Denis Maciel/DGABC Diário do Grande ABC - Notícias e informações do Grande ABC: Santo André, São Bernardo, São Caetano, Diadema, Mauá, Ribeirão Pires e Rio Grande da Serra

Além de mais sepultamentos diários e caixões lacrados, medo da infecção trouxe mais rigor no uso dos EPIs pelos funcionários


Bia Moço
Do Diário do Grande ABC

17/06/2020 | 00:01


Do dia 15 de março – quando foram registrados os três primeiros casos de Covid-19 no Grande ABC – até ontem, morreram 5.143 pessoas na região das mais variadas causas. O número é 22,16% maior do que o registrado no mesmo período de 2019, quando foram 4.210 perdas. A pandemia está diretamente relacionada ao acréscimo, que trouxe demanda atípica para funerárias, que destacam mudança na rotina, sobretudo nos números de atendimentos, que saltaram de 1.300 para 1.700 somente no mês de maio, quando houve pelo menos 500 sepultamentos de pessoas infectadas ou com suspeitas de terem contraído o novo coronavírus, conforme explicou a Ossel, principal empresa privada que atende a região, com sede em Santo André e São Caetano.

Diretor-geral da funerária, Geraldo Diniz explicou que o primeiro caso de óbito por suspeita do novo coronavírus foi atendido pela Ossel no dia 23 de março, entretanto, até abril o aumento na demanda não chamou atenção. “Em maio, o cenário foi bem diferente. Passamos a fazer cerca de 15 atendimentos funerários por dia, quase dez a mais do que antes da pandemia”, garantiu.

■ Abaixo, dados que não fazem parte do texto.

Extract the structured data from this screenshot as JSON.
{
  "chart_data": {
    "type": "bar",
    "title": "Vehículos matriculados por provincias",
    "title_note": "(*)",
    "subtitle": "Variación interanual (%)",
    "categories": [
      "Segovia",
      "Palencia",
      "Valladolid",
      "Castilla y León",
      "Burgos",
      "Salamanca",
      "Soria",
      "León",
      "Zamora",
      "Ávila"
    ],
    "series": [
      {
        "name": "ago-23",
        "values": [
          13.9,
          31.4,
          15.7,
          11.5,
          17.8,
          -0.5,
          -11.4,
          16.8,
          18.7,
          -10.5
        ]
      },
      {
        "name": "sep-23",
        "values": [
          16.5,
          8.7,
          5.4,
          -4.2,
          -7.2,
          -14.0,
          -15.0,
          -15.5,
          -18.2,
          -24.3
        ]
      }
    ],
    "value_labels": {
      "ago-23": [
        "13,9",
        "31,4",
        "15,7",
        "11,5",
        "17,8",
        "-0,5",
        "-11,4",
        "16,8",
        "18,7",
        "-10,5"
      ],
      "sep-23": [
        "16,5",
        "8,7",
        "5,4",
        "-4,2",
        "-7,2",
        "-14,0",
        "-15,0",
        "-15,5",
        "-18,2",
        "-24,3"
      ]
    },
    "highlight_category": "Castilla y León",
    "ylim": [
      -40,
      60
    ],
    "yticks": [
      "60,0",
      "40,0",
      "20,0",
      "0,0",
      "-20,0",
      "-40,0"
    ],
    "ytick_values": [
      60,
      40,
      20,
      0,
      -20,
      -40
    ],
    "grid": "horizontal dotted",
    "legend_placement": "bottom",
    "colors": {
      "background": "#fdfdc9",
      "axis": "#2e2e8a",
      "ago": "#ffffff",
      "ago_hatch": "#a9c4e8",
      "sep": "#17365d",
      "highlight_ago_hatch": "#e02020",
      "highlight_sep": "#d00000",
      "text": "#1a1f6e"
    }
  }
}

Diniz destacou que até o dia 15 deste mês a Ossel realizou 56 atendimentos, entre todos os enterros. No entanto, ressalta que 50% das mortes são com atestado de óbito por suspeita ou confirmação da Covid-19. “O que nos preocupa é que agora, com a flexibilização do isolamento físico, tenhamos um boom na perda de vidas. Não receio que não consigamos atender, tampouco que não tenhamos urnas suficientes, mas lamento pelas vidas”, afirmou Diniz, pontuando que acredita que somente após o período da flexibilização será possível comparar dados.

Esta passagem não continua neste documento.